Empat merupakan salah satu dari istri anggota Kelompok Tani Gunung Batu di Desa Sukaharja, Kecamatan Sukamakmur, Kabupaten Bogor, yang turut terlibat dalam proses pembuatan kopi robusta yang dinamakan Ki Demang. Dia dipercaya oleh sang pemilik dalam proses pemilihan biji kopi yang telah dijemur.

Empat senang dapat membantu suaminya di Kelompok Tani Gunung Batu. Sebab, ia sedikit banyak bisa menambah pendapatan keluarga agar uang jajan anaknya bisa diberikan lebih. "Di sini ibu kerja sudah empat tahun, dari pertama Pak Andika (pemilik kopi Ki Demang), memilih kopi," ujar Empat dengan logat Sunda yang kental saat ditemui Republika, belum lama ini.

Sejak 2018, Empat merasakan kopi robusta yang berhasil dipanen oleh Kelompok Tani Gunung Batu terus berkembang. Dari 40-50 kilogram sekali panen, saat ini progresnya sudah berkali lipat mencapai 30-40 ton sekali panen.

Andika Aditisna (43 tahun), sang petani sekaligus pemilik kopi Ki Demang, menceritakan, awalnya Kelompok Tani Gunung Batu hanya menjual biji ceri dari kopi yang baru saja dipanen. Setelah mengikuti banyak seminar tentang kopi, alumnus Fakultas Pertanian Universitas Padjajaran ini, mencoba memahami pengolahan kopi dari hulu ke hilir. Andika akhirnya paham, bagaimana caranya mengolah kopi dari berbentuk biji ceri, sampai menjadi bubuk.

Dari hulu, biji kopi berbentuk ceri dipanen selama tiga bulan. Biji yang berwarna merah dan hijau dipisah, kemudian dijemur selama 14 hari.
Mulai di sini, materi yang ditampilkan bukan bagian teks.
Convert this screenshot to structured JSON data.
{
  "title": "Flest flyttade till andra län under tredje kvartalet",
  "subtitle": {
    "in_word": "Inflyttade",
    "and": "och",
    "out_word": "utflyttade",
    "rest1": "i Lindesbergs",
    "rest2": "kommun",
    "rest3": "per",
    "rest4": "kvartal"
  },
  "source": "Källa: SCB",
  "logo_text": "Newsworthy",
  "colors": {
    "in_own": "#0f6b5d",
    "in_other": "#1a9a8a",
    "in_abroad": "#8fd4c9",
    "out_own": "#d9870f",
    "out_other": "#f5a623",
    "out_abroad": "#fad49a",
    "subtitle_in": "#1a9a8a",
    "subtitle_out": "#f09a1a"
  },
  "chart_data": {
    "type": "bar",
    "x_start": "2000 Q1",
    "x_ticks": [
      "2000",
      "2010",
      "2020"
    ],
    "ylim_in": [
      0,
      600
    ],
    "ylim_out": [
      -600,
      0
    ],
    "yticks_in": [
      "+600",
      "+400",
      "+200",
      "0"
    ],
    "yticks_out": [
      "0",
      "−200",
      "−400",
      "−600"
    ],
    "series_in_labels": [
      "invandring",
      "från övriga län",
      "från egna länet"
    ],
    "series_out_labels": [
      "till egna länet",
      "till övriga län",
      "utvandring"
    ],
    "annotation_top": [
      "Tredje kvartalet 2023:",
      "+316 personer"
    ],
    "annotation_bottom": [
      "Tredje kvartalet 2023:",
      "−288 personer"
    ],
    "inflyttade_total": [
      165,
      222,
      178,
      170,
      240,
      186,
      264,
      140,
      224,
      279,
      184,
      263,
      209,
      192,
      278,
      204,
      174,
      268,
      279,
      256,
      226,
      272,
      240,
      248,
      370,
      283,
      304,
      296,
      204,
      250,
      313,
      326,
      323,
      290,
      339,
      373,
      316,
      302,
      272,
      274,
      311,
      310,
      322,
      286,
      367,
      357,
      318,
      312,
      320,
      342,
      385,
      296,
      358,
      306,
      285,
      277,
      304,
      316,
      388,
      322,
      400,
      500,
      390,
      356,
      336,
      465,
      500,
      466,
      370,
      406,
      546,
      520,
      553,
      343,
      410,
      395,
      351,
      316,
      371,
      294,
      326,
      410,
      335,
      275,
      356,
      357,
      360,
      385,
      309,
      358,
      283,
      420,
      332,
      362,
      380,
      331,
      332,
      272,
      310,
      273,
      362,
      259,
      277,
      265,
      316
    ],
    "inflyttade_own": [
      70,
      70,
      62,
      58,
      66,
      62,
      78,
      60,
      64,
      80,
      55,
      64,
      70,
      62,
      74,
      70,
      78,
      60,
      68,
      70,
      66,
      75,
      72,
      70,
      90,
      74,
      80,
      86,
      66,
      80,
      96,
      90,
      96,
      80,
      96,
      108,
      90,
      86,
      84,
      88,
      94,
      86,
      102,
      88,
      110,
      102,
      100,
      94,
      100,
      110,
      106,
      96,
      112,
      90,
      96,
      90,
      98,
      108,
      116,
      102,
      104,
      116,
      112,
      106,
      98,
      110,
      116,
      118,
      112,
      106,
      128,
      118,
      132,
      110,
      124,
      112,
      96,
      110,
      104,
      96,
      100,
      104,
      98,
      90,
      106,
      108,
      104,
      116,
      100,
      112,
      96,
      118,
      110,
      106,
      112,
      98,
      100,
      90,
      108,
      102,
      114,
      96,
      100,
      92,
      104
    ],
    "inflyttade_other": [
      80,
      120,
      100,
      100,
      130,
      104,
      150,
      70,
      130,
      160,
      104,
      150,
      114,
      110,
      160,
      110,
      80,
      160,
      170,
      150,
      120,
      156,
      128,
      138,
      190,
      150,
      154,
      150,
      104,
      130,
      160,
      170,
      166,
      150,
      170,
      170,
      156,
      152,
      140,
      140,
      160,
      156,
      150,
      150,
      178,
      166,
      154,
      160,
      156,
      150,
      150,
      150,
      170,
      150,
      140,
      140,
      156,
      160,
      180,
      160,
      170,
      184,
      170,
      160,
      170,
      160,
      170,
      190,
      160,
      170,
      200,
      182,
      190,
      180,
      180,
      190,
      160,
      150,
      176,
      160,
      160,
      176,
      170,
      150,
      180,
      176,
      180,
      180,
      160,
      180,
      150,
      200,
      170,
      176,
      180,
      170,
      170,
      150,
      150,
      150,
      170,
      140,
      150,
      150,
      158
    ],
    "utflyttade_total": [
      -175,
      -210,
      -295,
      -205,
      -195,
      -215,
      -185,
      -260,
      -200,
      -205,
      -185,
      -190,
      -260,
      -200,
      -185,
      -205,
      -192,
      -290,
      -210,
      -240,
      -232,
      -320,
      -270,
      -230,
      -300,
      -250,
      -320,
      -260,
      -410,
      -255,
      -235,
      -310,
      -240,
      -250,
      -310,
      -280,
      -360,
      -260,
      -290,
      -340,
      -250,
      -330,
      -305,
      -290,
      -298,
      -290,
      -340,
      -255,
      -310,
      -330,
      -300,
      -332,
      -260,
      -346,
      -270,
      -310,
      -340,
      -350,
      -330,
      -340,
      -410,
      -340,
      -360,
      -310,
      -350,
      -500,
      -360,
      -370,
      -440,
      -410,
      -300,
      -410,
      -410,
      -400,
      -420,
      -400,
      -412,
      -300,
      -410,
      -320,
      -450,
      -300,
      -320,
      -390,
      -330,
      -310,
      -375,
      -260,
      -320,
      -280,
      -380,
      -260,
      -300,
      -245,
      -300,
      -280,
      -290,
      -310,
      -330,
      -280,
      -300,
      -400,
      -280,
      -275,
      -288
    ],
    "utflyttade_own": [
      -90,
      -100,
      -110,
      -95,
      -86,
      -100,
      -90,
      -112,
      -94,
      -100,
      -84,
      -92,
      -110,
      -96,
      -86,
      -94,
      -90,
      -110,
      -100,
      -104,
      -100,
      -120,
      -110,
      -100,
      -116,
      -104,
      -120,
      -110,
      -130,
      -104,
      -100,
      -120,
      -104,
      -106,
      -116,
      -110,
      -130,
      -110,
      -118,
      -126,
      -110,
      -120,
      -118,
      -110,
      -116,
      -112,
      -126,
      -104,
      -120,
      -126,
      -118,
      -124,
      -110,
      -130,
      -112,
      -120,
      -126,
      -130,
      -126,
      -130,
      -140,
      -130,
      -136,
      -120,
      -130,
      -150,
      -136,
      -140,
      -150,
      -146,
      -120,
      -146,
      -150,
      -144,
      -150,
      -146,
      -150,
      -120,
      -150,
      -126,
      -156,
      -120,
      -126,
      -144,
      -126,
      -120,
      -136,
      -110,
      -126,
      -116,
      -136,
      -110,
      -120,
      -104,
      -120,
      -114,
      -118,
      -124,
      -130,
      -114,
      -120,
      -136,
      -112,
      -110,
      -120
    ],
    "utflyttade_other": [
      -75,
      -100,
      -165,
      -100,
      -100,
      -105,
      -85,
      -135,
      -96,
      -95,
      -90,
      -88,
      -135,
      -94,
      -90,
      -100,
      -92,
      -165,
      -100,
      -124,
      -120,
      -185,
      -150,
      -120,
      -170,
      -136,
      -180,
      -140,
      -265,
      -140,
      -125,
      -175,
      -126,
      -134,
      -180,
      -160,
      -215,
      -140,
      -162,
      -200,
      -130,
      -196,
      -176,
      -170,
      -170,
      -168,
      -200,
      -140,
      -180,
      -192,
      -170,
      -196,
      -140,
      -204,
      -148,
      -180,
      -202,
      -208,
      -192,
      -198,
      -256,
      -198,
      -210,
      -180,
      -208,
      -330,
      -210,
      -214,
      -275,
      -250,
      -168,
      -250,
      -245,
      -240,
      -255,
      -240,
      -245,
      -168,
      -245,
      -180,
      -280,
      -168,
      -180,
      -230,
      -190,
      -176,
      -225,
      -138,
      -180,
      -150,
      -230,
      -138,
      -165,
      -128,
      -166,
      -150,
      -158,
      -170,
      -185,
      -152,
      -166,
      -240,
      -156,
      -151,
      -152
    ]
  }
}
Selanjutnya, biji ceri yang sudah dijemur hingga benar-benar kering, digiling agar lepas kulitnya.

Setelah lepas dari kulitnya, biji kopi kembali disortir. Mulai dari ukuran, hingga kualitasnya, kemudian masuklah di proses akhir roasting atau sangrai. Banyaknya biji kopi yang selesai diproses, bisa mencapai delapan-10 ton.

Kopi yang sudah disangrai, bisa digiling sampai halus dan siap diseduh. Kedai Kopi Ki Demang, menjadi salah satu hilir kemana biji-biji kopi tersebut berakhir. Bisa berakhir menjadi kopi tubruk, ataupun kopi susu.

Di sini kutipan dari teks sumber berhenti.